Portugueses de origem africana manifestam o orgulho comum do seu legado e cultural, reacriação e mistura. E é através da música que o perpetuam. Kuduro, Afrohouse, Ghetto, Funaná, Rap Crioulo, Batuque, são vários os estilos que procuram disseminar e fazer chegar aos mais diversos públicos. Ao longo do documentário observamos que todas estas vertentes musicais africanas unem as comunidades num ambiente de descontração e interação.
“Em Lisboa, o kuduro teve momentos de grande expressão de dança e música entre a juventude da periferia, tendo chegado logo a Portugal nos anos 90 através de imigrantes angolanos.”2
Atualmente, por promover militância e trazer junto de vários agentes cívicos os mais assuntos polémicos, pode dizer-se o Rap Crioulo tem força crítica na sociedade. Tomemos como exemplo o conhecido Vado Más Ki Ás. Cresceu no bairro 6 de Maio na Amadora, e desde pequeno se apoiou no Rap como salvação. Sensibiliza os mais novos, e todo o seu público, para temas controversos, como por exemplo o racismo.
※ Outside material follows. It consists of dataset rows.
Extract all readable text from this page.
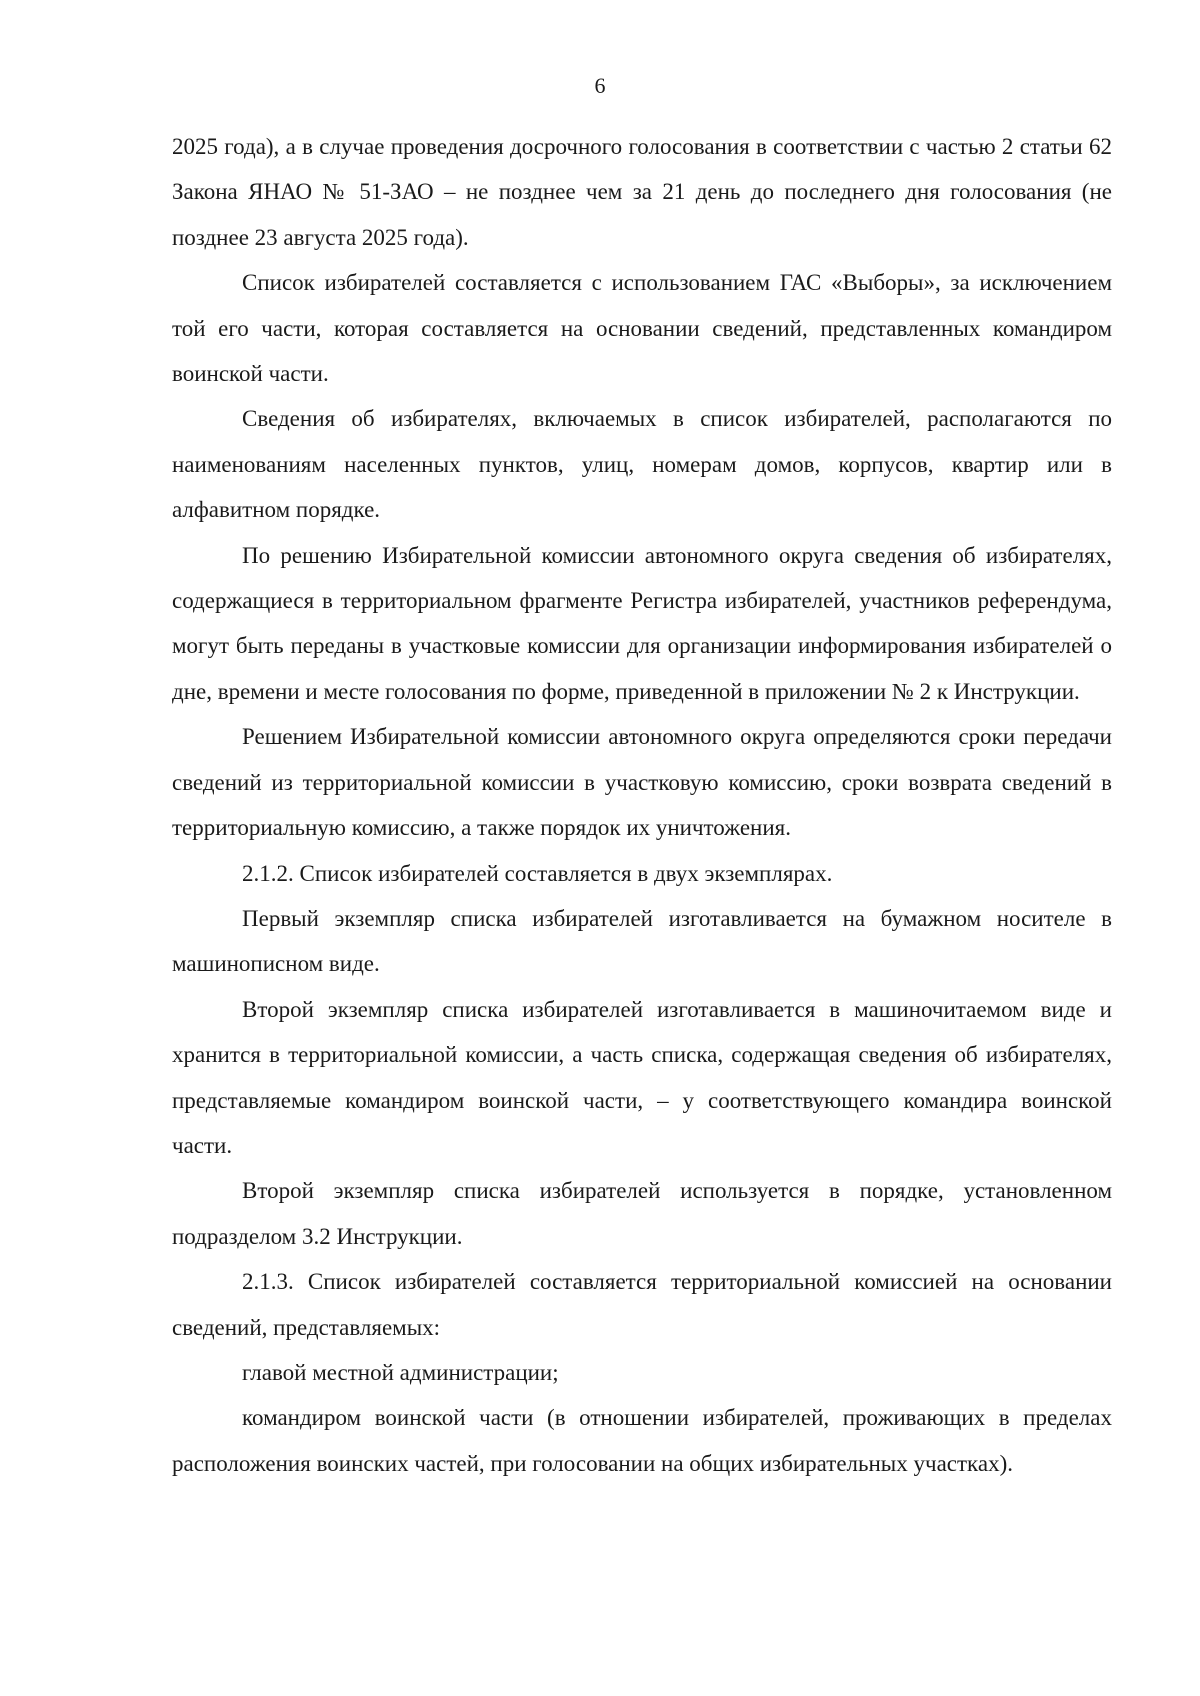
6

2025 года), а в случае проведения досрочного голосования в соответствии с частью 2 статьи 62 Закона ЯНАО № 51-ЗАО – не позднее чем за 21 день до последнего дня голосования (не позднее 23 августа 2025 года).

Список избирателей составляется с использованием ГАС «Выборы», за исключением той его части, которая составляется на основании сведений, представленных командиром воинской части.

Сведения об избирателях, включаемых в список избирателей, располагаются по наименованиям населенных пунктов, улиц, номерам домов, корпусов, квартир или в алфавитном порядке.

По решению Избирательной комиссии автономного округа сведения об избирателях, содержащиеся в территориальном фрагменте Регистра избирателей, участников референдума, могут быть переданы в участковые комиссии для организации информирования избирателей о дне, времени и месте голосования по форме, приведенной в приложении № 2 к Инструкции.

Решением Избирательной комиссии автономного округа определяются сроки передачи сведений из территориальной комиссии в участковую комиссию, сроки возврата сведений в территориальную комиссию, а также порядок их уничтожения.

2.1.2. Список избирателей составляется в двух экземплярах.

Первый экземпляр списка избирателей изготавливается на бумажном носителе в машинописном виде.

Второй экземпляр списка избирателей изготавливается в машиночитаемом виде и хранится в территориальной комиссии, а часть списка, содержащая сведения об избирателях, представляемые командиром воинской части, – у соответствующего командира воинской части.

Второй экземпляр списка избирателей используется в порядке, установленном подразделом 3.2 Инструкции.

2.1.3. Список избирателей составляется территориальной комиссией на основании сведений, представляемых:

главой местной администрации;

командиром воинской части (в отношении избирателей, проживающих в пределах расположения воинских частей, при голосовании на общих избирательных участках).
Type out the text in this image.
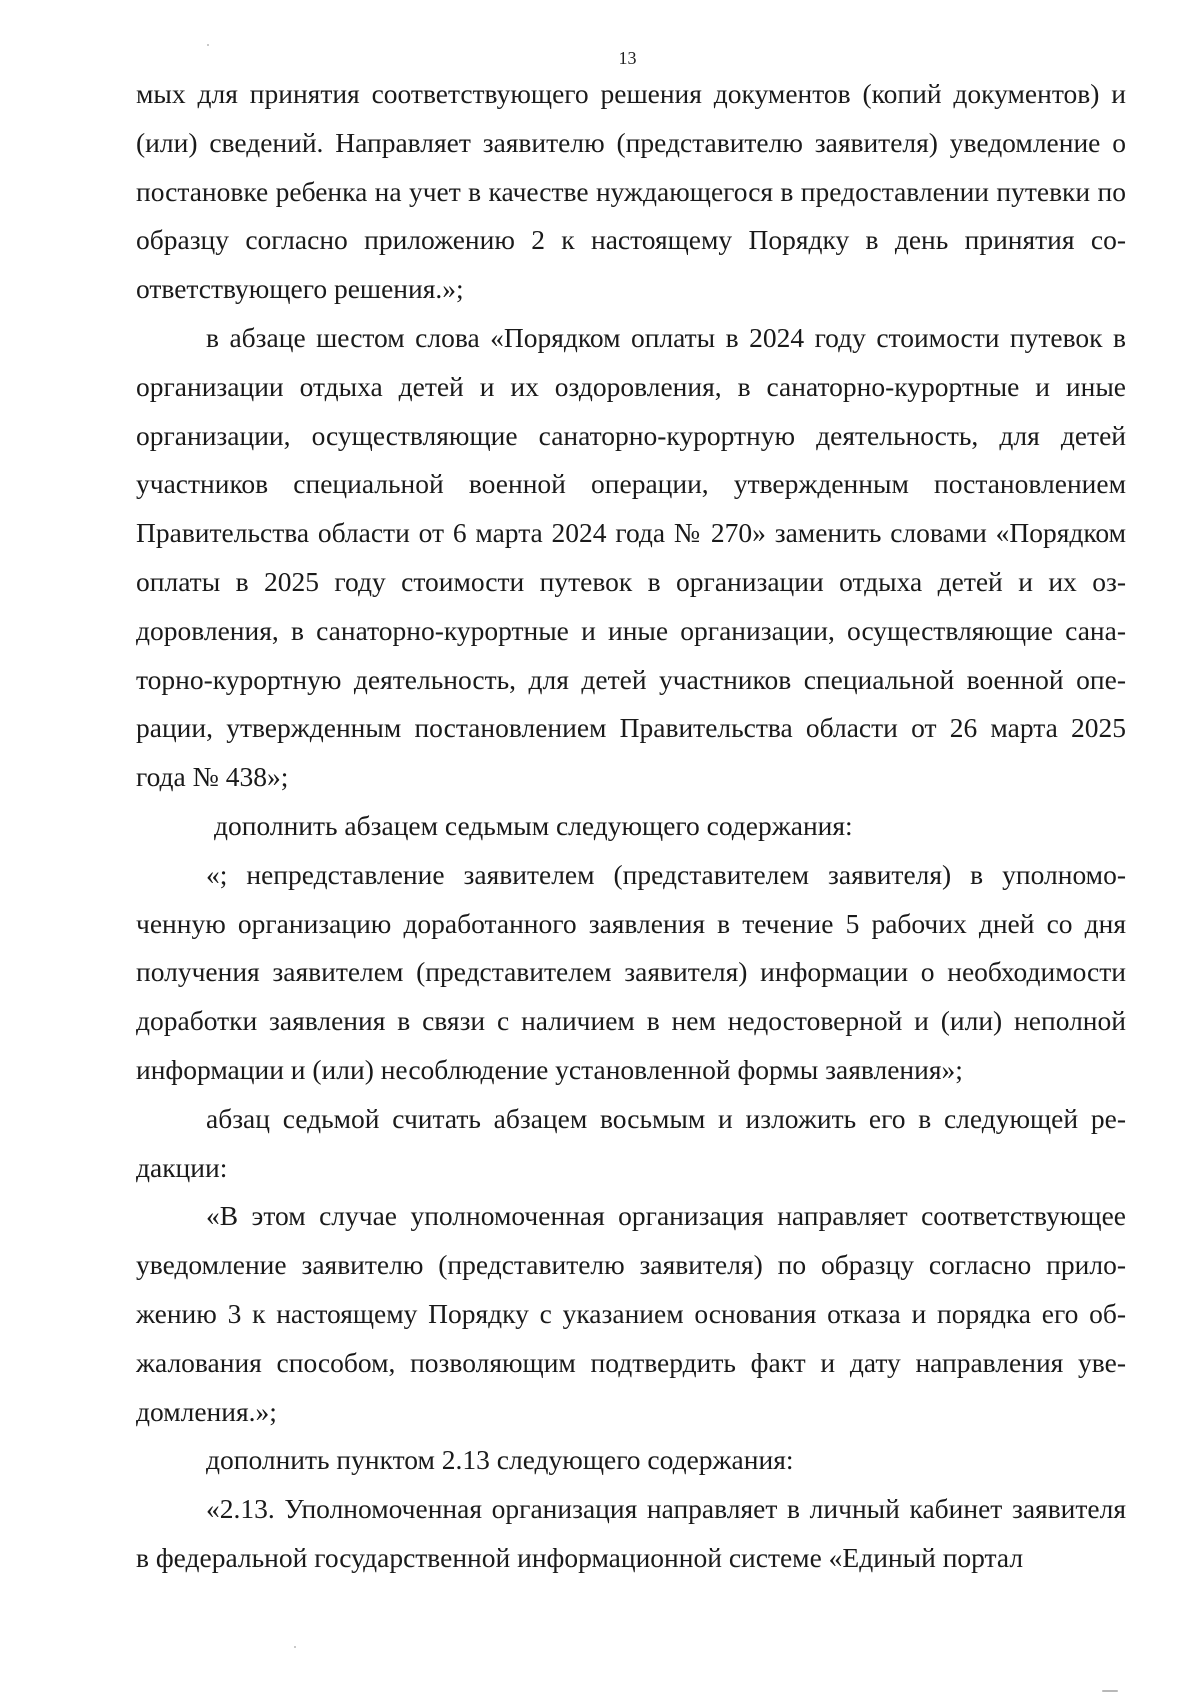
13

мых для принятия соответствующего решения документов (копий документов) и (или) сведений. Направляет заявителю (представителю заявителя) уведомление о постановке ребенка на учет в качестве нуждающегося в предоставлении путевки по образцу согласно приложению 2 к настоящему Порядку в день принятия соответствующего решения.»;

в абзаце шестом слова «Порядком оплаты в 2024 году стоимости путевок в организации отдыха детей и их оздоровления, в санаторно-курортные и иные организации, осуществляющие санаторно-курортную деятельность, для детей участников специальной военной операции, утвержденным постановлением Правительства области от 6 марта 2024 года № 270» заменить словами «Порядком оплаты в 2025 году стоимости путевок в организации отдыха детей и их оздоровления, в санаторно-курортные и иные организации, осуществляющие санаторно-курортную деятельность, для детей участников специальной военной операции, утвержденным постановлением Правительства области от 26 марта 2025 года № 438»;

дополнить абзацем седьмым следующего содержания:

«; непредставление заявителем (представителем заявителя) в уполномоченную организацию доработанного заявления в течение 5 рабочих дней со дня получения заявителем (представителем заявителя) информации о необходимости доработки заявления в связи с наличием в нем недостоверной и (или) неполной информации и (или) несоблюдение установленной формы заявления»;

абзац седьмой считать абзацем восьмым и изложить его в следующей редакции:

«В этом случае уполномоченная организация направляет соответствующее уведомление заявителю (представителю заявителя) по образцу согласно приложению 3 к настоящему Порядку с указанием основания отказа и порядка его обжалования способом, позволяющим подтвердить факт и дату направления уведомления.»;

дополнить пунктом 2.13 следующего содержания:

«2.13. Уполномоченная организация направляет в личный кабинет заявителя в федеральной государственной информационной системе «Единый портал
“(…) o rap é uma art verbal e amplia uma discussão na qual as subjectividades destes jovens dão a tónica das suas formas de expressão ou ao que chamam de rualidades.”3
Foi no bairro de cada um que cresceram enquanto DJs. Entre aqueles prédios cultivaram este gosto pela música, sempre cunhando com culturas africanas, como por exemplo o caso de DJ Maboku, que adotou o estilo “lata lata”, na produção da sua música, porque sempre lhe disseram “o vosso estilo tem muitas latas”, tendo assim trabalhado para mudar mentes e impactar a contemporaneidade.
O bairro e os artistas andam “de mão dada”. Toda aquela “batida” emana da vivência do bairro, de uma vivência familiar e comunitário, de sentimentos partilhados de racismo e violência policial e portanto uma certa postura de defesa contra a sociedade que os quer marginalizar, devolvendo-lhes os músicos a sua altivez e criatividade. No entanto, ser classificado como negro bairrista, pode ser um modo redutor de o perspectivar, tirar-lhe o valor a tudo aquilo porque trabalhou, estigmatizando socialmente o indivíduo sem permitir que este evolua para lá do núcleo onde cresceu.
Por serem diariamente estereotipados e julgados fora da sua zona, para ali regressam e constroem laços, tão fortes quanto os de sangue com os seus irmãos que a vida lhes deu.
E Portugal? Que papel tem nesta história? Desde sempre “senhorio”, quer em terras estrangeiras injustamente expropriadas, quer na sua própria “casa”. Se é assim acolhedor quanto se pinta, qual é a razão para tanta discriminação? Um país que de historicamente grandioso apenas teve as bárbaras e cruéis “conquistas”, que custaram demasiadas vidas inocentes, construído sob as injustiças de aculturação e colonização, é agora avesso à multiculturalidade?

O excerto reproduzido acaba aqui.